To report a patient with primary progressive freezing gait (PPFG) whose degeneration of corticofugal tract (CFT) from the supplementary motor area (SMA) was demonstrated using diffusion tensor tractography (DTT).

Patient concerns:

A 66-year-old woman presented with a solitary symptom of a sudden transient break on walking (i.e., freezing gait), which slowly progressed for 4 years.

Diagnoses:

Imaging evidence using magnetic resonance imaging and 18F-florinated-N-3-fluoropropyl-2-β-carboxymethoxy-3-β-(4-lodophenyl) nortropane positron emission tomography scanning was unremarkable, and our patient's symptom was not affected by dopamine agonist medication. Based on the clinical symptoms and imaging findings, we diagnosed our patient as having PPFG.

Interventions:

From the patient and 20 age- and sex- matched normal controls, diffusion tensor imaging data were acquired using a 1.5 T magnetic resonance scanner.

Outcomes:

In DTT findings, the CFT from the left SMA was partially torn and thinned.
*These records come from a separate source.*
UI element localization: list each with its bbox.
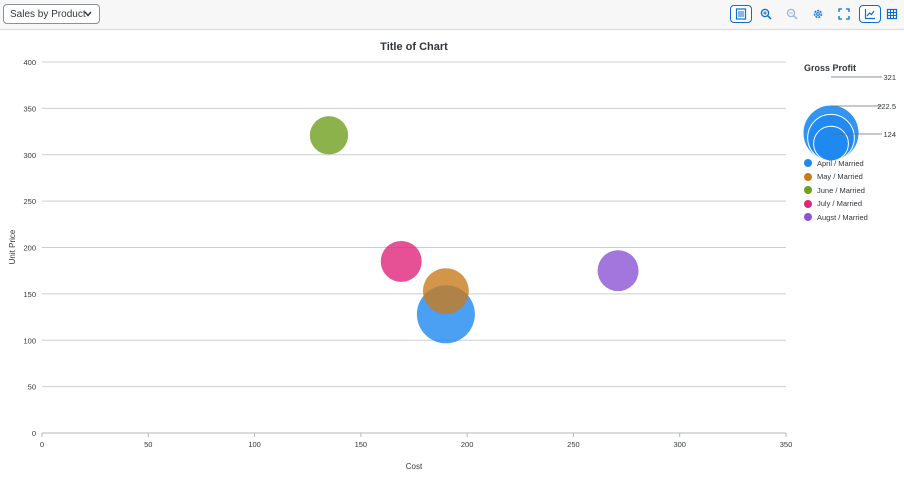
zoom-out-button[interactable] <box>781 5 803 23</box>
chart-title: Title of Chart <box>380 41 448 53</box>
y-tick-label: 0 <box>32 429 36 438</box>
legend-item[interactable]: April / Married <box>804 157 864 169</box>
zoom-out-icon <box>786 8 798 20</box>
legend-dot-icon <box>804 199 812 208</box>
y-tick-label: 400 <box>23 58 36 67</box>
x-tick-label: 0 <box>40 440 44 449</box>
y-axis-label: Unit Price <box>8 229 17 264</box>
size-legend-label: 124 <box>883 130 896 139</box>
x-tick-label: 250 <box>567 440 580 449</box>
table-view-icon <box>735 8 747 20</box>
x-tick-label: 200 <box>461 440 474 449</box>
bubble[interactable] <box>309 116 349 155</box>
legend-label: April / Married <box>817 158 864 168</box>
bubble[interactable] <box>380 240 422 282</box>
x-tick-label: 350 <box>780 440 793 449</box>
zoom-in-icon <box>760 8 772 20</box>
legend-dot-icon <box>804 172 812 181</box>
size-legend-title: Gross Profit <box>804 63 857 73</box>
x-axis-ticks: 0 50 100 150 200 250 300 350 <box>40 433 792 449</box>
x-tick-label: 150 <box>355 440 368 449</box>
size-legend-label: 321 <box>883 73 896 82</box>
fullscreen-icon <box>838 8 850 20</box>
chart-select-value: Sales by Product <box>10 8 86 20</box>
bubble[interactable] <box>422 268 469 314</box>
settings-button[interactable] <box>807 5 829 23</box>
chart-legend: Gross Profit 321 222.5 124 April / Married… <box>800 31 904 231</box>
x-tick-label: 100 <box>248 440 261 449</box>
legend-item[interactable]: May / Married <box>804 171 863 183</box>
y-tick-label: 350 <box>23 104 36 113</box>
zoom-in-button[interactable] <box>755 5 777 23</box>
fullscreen-button[interactable] <box>833 5 855 23</box>
table-view-button[interactable] <box>730 5 752 23</box>
chart-select-dropdown[interactable]: Sales by Product <box>3 4 100 24</box>
x-tick-label: 50 <box>144 440 152 449</box>
chart-view-icon <box>864 9 875 20</box>
x-tick-label: 300 <box>673 440 686 449</box>
toolbar: Sales by Product <box>0 0 904 30</box>
legend-dot-icon <box>804 186 812 194</box>
bubble[interactable] <box>597 250 639 292</box>
y-tick-label: 100 <box>23 336 36 345</box>
y-tick-label: 300 <box>23 151 36 160</box>
y-axis-ticks: 0 50 100 150 200 250 300 350 400 <box>23 58 36 438</box>
bubbles <box>309 116 639 344</box>
y-tick-label: 50 <box>28 383 36 392</box>
legend-label: May / Married <box>817 172 863 181</box>
grid-view-button[interactable] <box>881 5 903 23</box>
size-legend-bubble <box>813 125 849 162</box>
x-axis-label: Cost <box>406 462 423 471</box>
grid-view-icon <box>886 8 898 20</box>
legend-label: Augst / Married <box>817 212 868 222</box>
chart-view-button[interactable] <box>859 5 881 23</box>
settings-icon <box>813 9 823 19</box>
y-tick-label: 150 <box>23 290 36 299</box>
size-legend: 321 222.5 124 <box>802 73 896 162</box>
size-legend-label: 222.5 <box>877 102 896 111</box>
legend-item[interactable]: Augst / Married <box>804 211 868 223</box>
legend-item[interactable]: June / Married <box>804 184 865 196</box>
legend-dot-icon <box>804 159 812 167</box>
legend-label: July / Married <box>817 199 863 208</box>
gridlines <box>42 61 786 388</box>
chevron-down-icon <box>84 11 92 17</box>
legend-label: June / Married <box>817 185 865 195</box>
bubble-chart: Title of Chart 050100150200250300350400 … <box>8 41 792 471</box>
legend-dot-icon <box>804 213 812 221</box>
y-tick-label: 250 <box>23 197 36 206</box>
legend-item[interactable]: July / Married <box>804 198 862 210</box>
y-tick-label: 200 <box>23 244 36 253</box>
chart-area: Title of Chart 0 50 100 150 200 250 300 350 400 … <box>0 31 904 472</box>
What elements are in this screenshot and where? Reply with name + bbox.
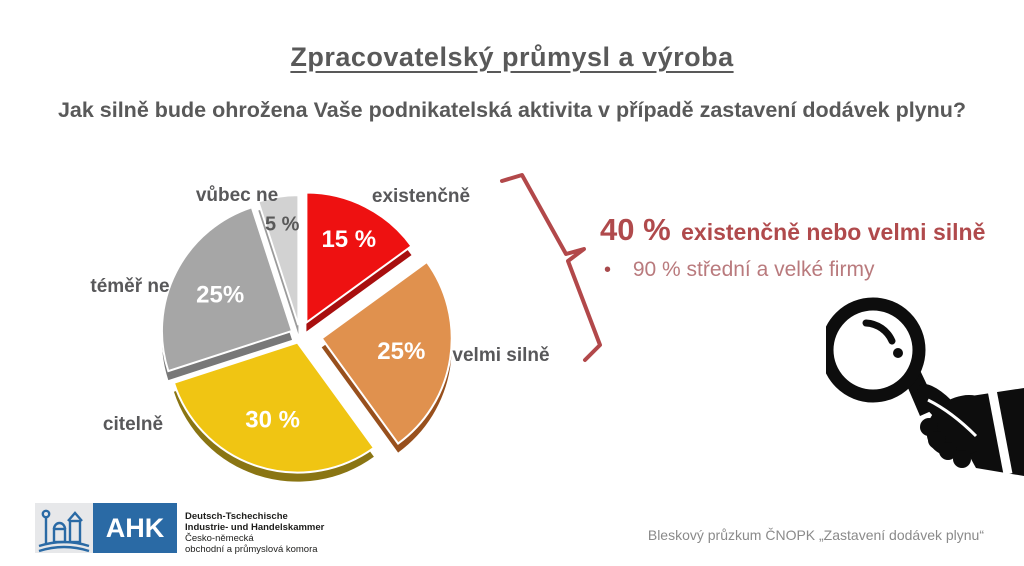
survey-question: Jak silně bude ohrožena Vaše podnikatels… xyxy=(57,98,967,122)
annotation-bullet-text: 90 % střední a velké firmy xyxy=(632,258,875,281)
logo-text-line1: Deutsch-Tschechische xyxy=(185,511,288,522)
magnifier-hand-icon xyxy=(826,297,1024,476)
logo-text-line4: obchodní a průmyslová komora xyxy=(185,544,318,555)
pie-slice-value: 25% xyxy=(377,338,425,365)
pie-label-citelne: citelně xyxy=(102,414,164,435)
pie-label-vubec-ne: vůbec ne xyxy=(195,185,279,206)
logo-text-line2: Industrie- und Handelskammer xyxy=(185,522,325,533)
pie-slice-value: 25% xyxy=(196,281,244,308)
logo-text-line3: Česko-německá xyxy=(185,533,254,544)
logo-abbr: AHK xyxy=(106,513,165,543)
annotation-text: existenčně nebo velmi silně xyxy=(681,219,986,245)
pie-chart-area: 15 % 25% 30 % 25% 5 % xyxy=(60,165,620,510)
bracket-brace xyxy=(500,173,602,362)
pie-slice xyxy=(172,341,376,474)
source-caption: Bleskový průzkum ČNOPK „Zastavení dodáve… xyxy=(647,527,984,543)
pie-slice xyxy=(257,194,300,326)
pie-label-temer-ne: téměř ne xyxy=(90,276,170,297)
pie-slice-value: 15 % xyxy=(321,226,376,253)
pie-slice xyxy=(160,206,294,373)
page-title: Zpracovatelský průmysl a výroba xyxy=(290,42,734,72)
annotation-bullet-row: • 90 % střední a velké firmy xyxy=(604,258,874,282)
pie-label-velmi-silne: velmi silně xyxy=(452,345,550,366)
ahk-logo: AHK xyxy=(35,503,177,553)
pie-label-existencne: existenčně xyxy=(371,186,471,207)
pie-chart: 15 % 25% 30 % 25% 5 % xyxy=(160,191,453,482)
pie-slice xyxy=(320,260,453,445)
annotation-value: 40 % xyxy=(600,212,671,247)
annotation-headline: 40 % existenčně nebo velmi silně xyxy=(600,212,985,248)
bullet-icon: • xyxy=(604,259,612,281)
logo-cityscape xyxy=(38,509,90,553)
pie-slice xyxy=(305,191,413,325)
pie-slice-value: 5 % xyxy=(265,213,300,235)
pie-slice-value: 30 % xyxy=(245,406,300,433)
logo-text: Deutsch-Tschechische Industrie- und Hand… xyxy=(185,511,324,555)
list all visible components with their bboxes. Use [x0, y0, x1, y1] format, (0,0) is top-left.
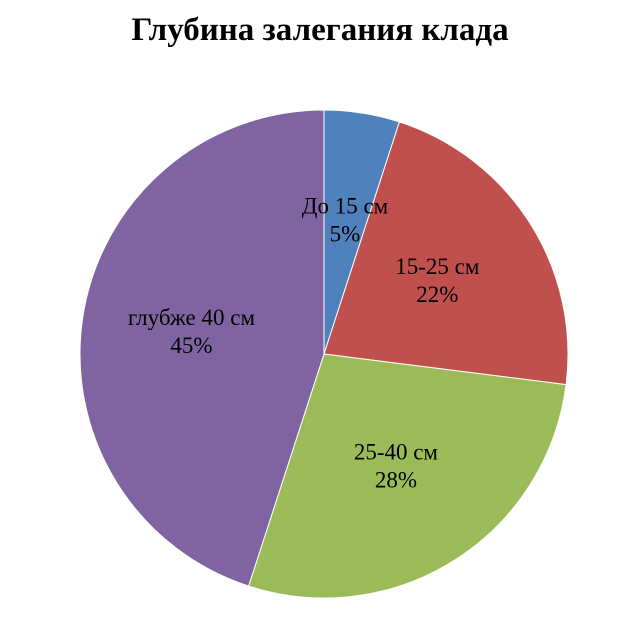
slice-labels: До 15 см 5% 15-25 см 22% 25-40 см 28% глубже 4… — [128, 193, 480, 492]
pie-slice-4 — [79, 109, 325, 587]
slice-value-label-4: 45% — [170, 333, 212, 358]
chart-title: Глубина залегания клада — [131, 12, 509, 48]
slice-label-4: глубже 40 см — [128, 305, 256, 330]
pie-slice-2 — [323, 121, 569, 386]
slice-label-3: 25-40 см — [354, 439, 439, 464]
slice-value-label-1: 5% — [330, 221, 361, 246]
slices — [79, 109, 569, 599]
slice-label-2: 15-25 см — [395, 254, 480, 279]
slice-value-label-2: 22% — [416, 282, 458, 307]
slice-label-1: До 15 см — [302, 193, 389, 218]
slice-value-label-3: 28% — [375, 467, 417, 492]
pie-slice-3 — [247, 353, 567, 599]
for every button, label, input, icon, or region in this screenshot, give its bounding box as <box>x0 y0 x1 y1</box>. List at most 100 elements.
Moreover, the fractional anisotropy value and tract volume of CFT from the left SMA were more than two standard deviations lower than those of normal controls.

Lessons:

In our opinion, the lesion in the CFT from the left SMA in our patient was attributed to the occurrence of PPFG. We believe that the results of this study suggest one of the pathological mechanisms for the occurrence of gait difficulty in PPFG.